Hi Sheila,
I had a quick look at your log files, and noticed again that you are
running over >130000 events per job. I believe there are just too many
memory leaks and VubRecoilUserApp can't handle such a number of events...
This is the end of your log/SP-1235-BSemiExcl-R18b-34.log:
Exited with exit code 134.
Resource usage summary:
CPU time : 6107.12 sec.
Max Memory : 1760 MB
Max Swap : 2945 MB
Those number are definitively too large.
My suggestion is to reduce the number of events per job to ~70000.
Cheers,
Roberto
> Hello everyone,
>
> I am still having trouble making ntuples.
>
> The details are about the same as before:
>
> Test release: ~penguin/vubrecoil/vub30
> Edits: VubXlnu.cc edited to keep events even if they
> don't have a best lepton
>
> Record of which jobs failed/succeeded: workdir/ck3.txt
> CPU times for failed jobs: workdir/cputimes.txt
>
> Error message for failed jobs is always something
> very similar to:
>
> /nfs/farm/lsb_spool/1139883549.791383: line 8: 1222 Aborted
> VubRecoilUserApp VubXlnu.tcl SP-1235-BSemiExcl-R18b-2 MC
>
> I ran started a gdb session for one of the jobs. It took a few hours
> before it finally crashed. You can read what happened in:
>
> ~penguin/vubrecoi/vub30/workdir/gdb.txt
>
> What confuses me is that a lot of the jobs ran OK.

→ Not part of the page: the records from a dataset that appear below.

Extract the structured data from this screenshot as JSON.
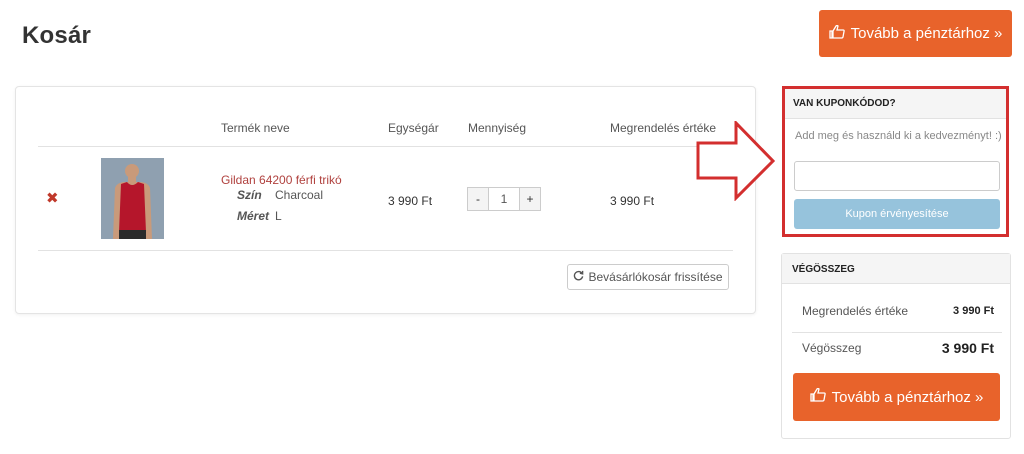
{
  "page": {
    "title": "Kosár"
  },
  "checkout": {
    "label": "Tovább a pénztárhoz »"
  },
  "cart": {
    "columns": {
      "name": "Termék neve",
      "unit_price": "Egységár",
      "quantity": "Mennyiség",
      "order_value": "Megrendelés értéke"
    },
    "items": [
      {
        "name": "Gildan 64200 férfi trikó",
        "color_label": "Szín",
        "color_value": "Charcoal",
        "size_label": "Méret",
        "size_value": "L",
        "unit_price": "3 990 Ft",
        "quantity": "1",
        "total": "3 990 Ft"
      }
    ],
    "qty_minus": "-",
    "qty_plus": "+",
    "refresh_label": "Bevásárlókosár frissítése"
  },
  "coupon": {
    "title": "VAN KUPONKÓDOD?",
    "text": "Add meg és használd ki a kedvezményt! :)",
    "input_value": "",
    "button_label": "Kupon érvényesítése"
  },
  "totals": {
    "title": "VÉGÖSSZEG",
    "order_value_label": "Megrendelés értéke",
    "order_value": "3 990 Ft",
    "grand_total_label": "Végösszeg",
    "grand_total": "3 990 Ft"
  },
  "colors": {
    "accent": "#e8632b",
    "coupon_button": "#96c3dc",
    "highlight": "#d32f2f",
    "product_link": "#b0413e"
  },
  "icons": {
    "checkout": "thumbs-up-pointing-icon",
    "remove": "close-icon",
    "refresh": "refresh-icon",
    "callout": "arrow-right-icon"
  }
}
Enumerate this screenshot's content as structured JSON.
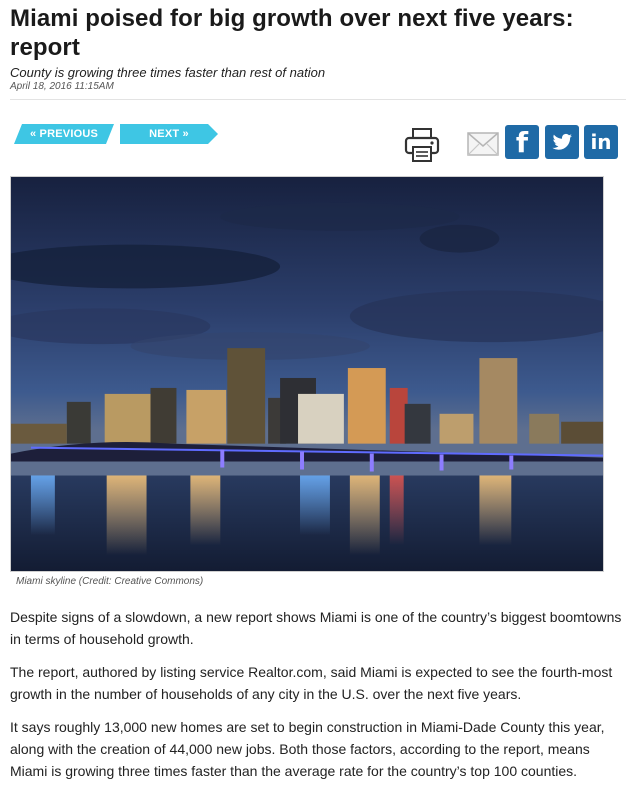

> If it was a problem with the code, I would have thought
> all the jobs would crash. I'm convinced it's not CPU time
> (see workdir/cputimes.txt).
>
> I am not sure if it could be one of those "memory leaks"
> because I don't understand them very well. I will look
> into that. But in the meantime, any help/suggestions
> are welcome.
>
> Thanks,
>
> sheila
>
>
|